- AV materials available on 4 June, the 33rd anniversary of the Tiananmen crackdown
- Events in cities including London, San Francisco and Seoul
- Activists will demand justice for those killed in Beijing on 4 June 1989 and protest against the crackdown on Hong Kong’s annual vigil
Hong Kong’s suppressed Tiananmen vigil will be recreated around the world this June Fourth as people in more than 20 cities light candles in remembrance of those killed in the 1989 Beijing crackdown.
The annual Hong Kong event ran for more than 30 years but has been banned since 2020 amid increased repression in the city. Amnesty International is organizing a series of global candlelight vigils and other events to continue to demand justice and show solidarity for Hong Kong.
“The Chinese government’s concerted efforts to erase the Tiananmen crackdown from history have spread to Hong Kong since the national security law was enacted in the city in 2020. But the atrocities of 4 June 1989 must never be forgotten,” said Hana Young, Amnesty International’s East Asia Deputy Regional Director.
“This June Fourth, people will come together across the world to remember those killed in Beijing 33 years ago, and to stand in solidarity with those in Hong Kong whose peaceful acts of commemoration are now criminalized.”
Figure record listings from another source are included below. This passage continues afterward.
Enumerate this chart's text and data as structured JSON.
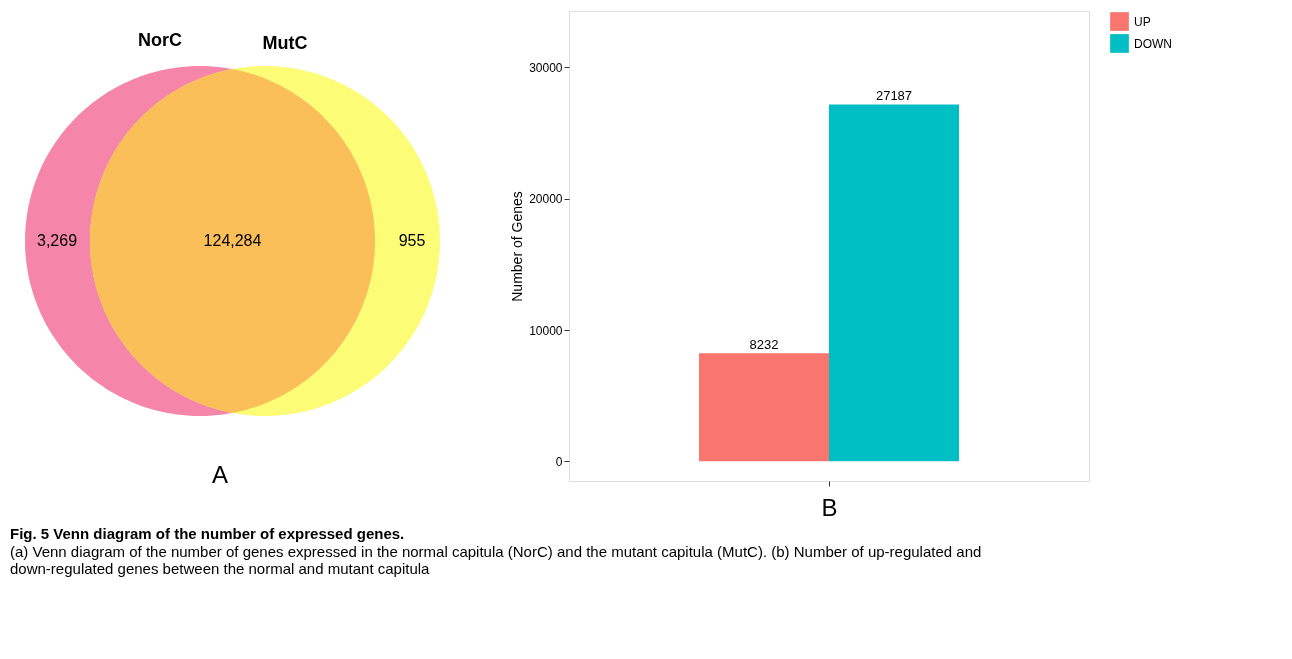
{
  "chart_data": [
    {
      "type": "other",
      "categories": [
        null,
        null,
        null
      ],
      "value_labels": [
        "3,269",
        "124,284",
        "955"
      ],
      "colors": [
        "#f585a9",
        "#fbbf5a",
        "#fcfc77"
      ],
      "xlabel": "A",
      "annotations": [
        "NorC",
        "MutC"
      ]
    },
    {
      "type": "bar",
      "categories": [
        null
      ],
      "series": [
        {
          "name": "UP",
          "color": "#f8766d",
          "values": [
            8232
          ]
        },
        {
          "name": "DOWN",
          "color": "#00bfc4",
          "values": [
            27187
          ]
        }
      ],
      "ylabel": "Number of Genes",
      "xlabel": "B",
      "ylim": [
        -1500,
        34300
      ],
      "yticks": [
        0,
        10000,
        20000,
        30000
      ],
      "data_labels": true,
      "legend": "right",
      "grid": false,
      "annotations": [
        "Fig. 5 Venn diagram of the number of expressed genes.",
        "(a) Venn diagram of the number of genes expressed in the normal capitula (NorC) and the mutant capitula (MutC). (b) Number of up-regulated and down-regulated genes between the normal and mutant capitula"
      ]
    }
  ]
}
For three decades, Hong Kong hosted the world’s biggest commemoration of the Tiananmen crackdown: when hundreds – possibly thousands – of people were killed as Chinese troops opened fire on students and workers who had been peacefully calling for political and economic reforms as well as an end to corruption.
Every year on 4 June since 1990, as many as hundreds of thousands of people joined a candlelight vigil in Hong Kong’s Victoria Park to remember those killed. They called on the Chinese authorities to reveal the truth about what happened and take accountability for the fatalities. The vigil has been banned for the past two years, ostensibly on Covid-19 grounds.
The organizer of the vigil, the Hong Kong Alliance, was forced to disband in September 2021 after coming under increasing pressure since the enactment of Hong Kong’s national security law in June 2020. Several of its senior figures are currently in jail.
The Alliance is one of several prominent civil society organizations forced to fold since last year after being targeted by the Hong Kong police on national security grounds.
On this year’s 33rd anniversary of the deadly crackdown, vigils and related events – organized by Amnesty International and other groups – will instead take place in cities including San Francisco, Washington DC, Seoul, Taipei, Ulaanbaatar, Sydney, Oslo, Paris, Amsterdam and London.
“The simple act of lighting a candle for Tiananmen has become a crime in Hong Kong, just as it has been in mainland China for more than 30 years. But history cannot be erased and activism will never be silenced,” Hana Young said.
“Just as Hongkongers once stood in solidarity with the victims of Tiananmen, the rest of the world now stands with the people of Hong Kong to the deliver the same message: that repression will not be tolerated anywhere.”